Ãcariya Mun related many differences between devas and humans, but I’ve recorded here only those which I remember and those which I think would benefit the discerning reader. Perhaps these asides, such as the deva episodes, should all be presented together in one section according to the subject matter. But Ãcariya Mun’s encounters with such phenomena stretched over a long period of time and I feel it necessary to follow his life story as sequentially as possible. There will be more accounts about devas later; but I dare not combine the different episodes because the object is to have the parallel threads of the story converge at the same point. I ask forgiveness if the reader suffers any inconvenience.

What Ãcariya Mun said about devas and humans refers to these groups as they existed many years before, since Ãcariya Mun, whose reflections are recorded here, died over 20 years ago. The devas and humans of that age have most probably changed following the universal law of impermanence. There remains only the ‘modern’ generation who have probably received some mental training and improved their conduct accordingly. As for the contentious people whom Ãcariya Mun encountered in his life, probably such people no longer exist to clutter up the nation and the religion. Since then, there has been so much improvement in the education system; and well-educated people aren’t likely to harbor such vulgar ambitions. This affords people today some relief.

AFTER LIVING AND TEACHING the monks and the local population in the Udon Thani and Nong Khai areas for a considerable time, Ãcariya Mun moved eastward to the province of Sakon Nakhon. He traveled through the small villages in the forests and mountains of the Warichabhum, Phang Khon, Sawang Dan Din, Wanon Niwat, and Akat Amnuay districts. He then wandered to Nakhon Phanom through the district of Sri Songkhram, passing through the villages of Ban Sam Phong, Ban Non Daeng, Ban Dong Noi, and Ban Kham Nokkok. All these places were deep in the wilderness and infested with malaria, which, when caught, was very difficult to cure: a person could be infected the better part of a year and still not fully recover. Assuming one did not die, living through it was still a torment. As I’ve already mentioned, malaria was called ‘the fever the in-laws despise’, because those who suffered chronically from this illness were still able to walk around and eat, but unable to do any work.

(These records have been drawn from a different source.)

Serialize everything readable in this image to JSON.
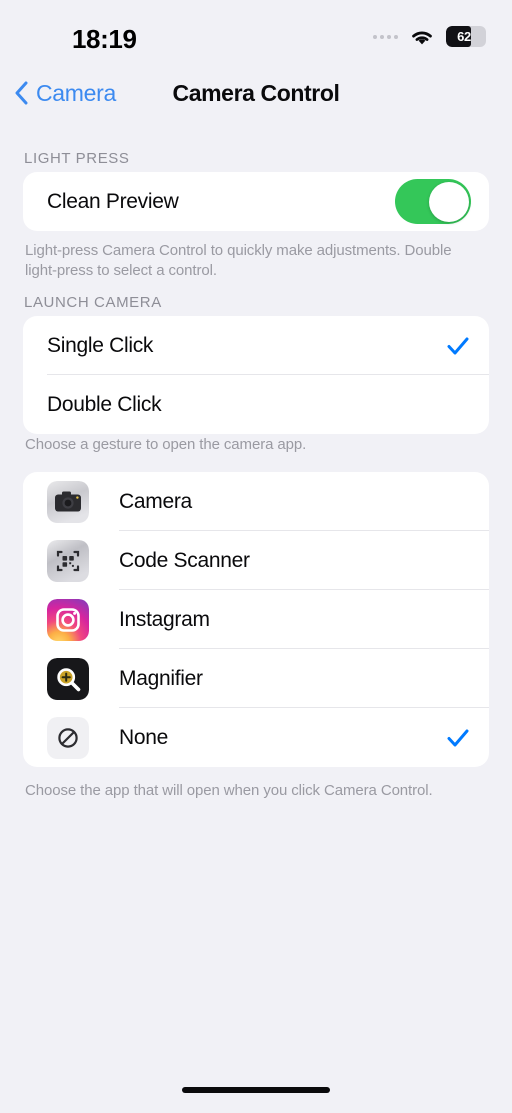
{
  "status_bar": {
    "time": "18:19",
    "battery_percent": "62",
    "battery_level": 62,
    "wifi_icon": "wifi-icon",
    "signal_icon": "signal-dots-icon"
  },
  "nav": {
    "back_label": "Camera",
    "back_icon": "chevron-left-icon",
    "title": "Camera Control"
  },
  "sections": {
    "light_press": {
      "header": "LIGHT PRESS",
      "row_label": "Clean Preview",
      "toggle_state": "on",
      "footnote": "Light-press Camera Control to quickly make adjustments. Double light-press to select a control."
    },
    "launch_camera": {
      "header": "LAUNCH CAMERA",
      "options": [
        {
          "label": "Single Click",
          "selected": true
        },
        {
          "label": "Double Click",
          "selected": false
        }
      ],
      "footnote": "Choose a gesture to open the camera app."
    },
    "app_list": {
      "items": [
        {
          "label": "Camera",
          "icon": "camera-app-icon",
          "selected": false
        },
        {
          "label": "Code Scanner",
          "icon": "code-scanner-app-icon",
          "selected": false
        },
        {
          "label": "Instagram",
          "icon": "instagram-app-icon",
          "selected": false
        },
        {
          "label": "Magnifier",
          "icon": "magnifier-app-icon",
          "selected": false
        },
        {
          "label": "None",
          "icon": "none-prohibition-icon",
          "selected": true
        }
      ],
      "footnote": "Choose the app that will open when you click Camera Control."
    }
  },
  "colors": {
    "background": "#F1F1F6",
    "card": "#FFFFFF",
    "accent_blue": "#007AFF",
    "back_blue": "#3C8AF0",
    "toggle_green": "#34C759",
    "secondary_text": "#8E8E97"
  }
}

Some became permanent invalids. The villagers in that area, as well as the monks and novices who lived in the same forests, were frequently victims of malaria. Some even died from it. For three years Ãcariya Mun spent successive rains retreats in the area around Ban Sam Phong village. During that time quite a few monks died of the illness. Generally, those monks were from cultivated areas where there was little malaria – such as the provinces of Ubon, Roy Et, and Sarakham – so they were not used to the forests and mountains. They could not live easily in those forests with Ãcariya Mun because they couldn’t tolerate the malaria. They had to leave during the rainy season, spending their retreat near villages that were surrounded by fields.

Ãcariya Mun recounted that when he gave evening Dhamma talks to the monks and novices near the village of Sam Phong, a nãga from the Songkhran River came to listen almost every time. If he failed to arrive at the hour when the discourse took place, he would come later when Ãcariya Mun sat in samãdhi. The devas from the upper and lower realms came only periodically, and not as often as they did when he stayed in the provinces of Udon Thani or Nong Khai. They were always particular about coming on the three holiest observance days of the rains retreat– the first, the middle and the last day. No matter where Ãcariya Mun lived, whether in towns or cities, the devas always came from one realm or another to hear his Dhamma. This was true in the city of Chiang Mai while he was staying at Wat Chedi Luang monastery.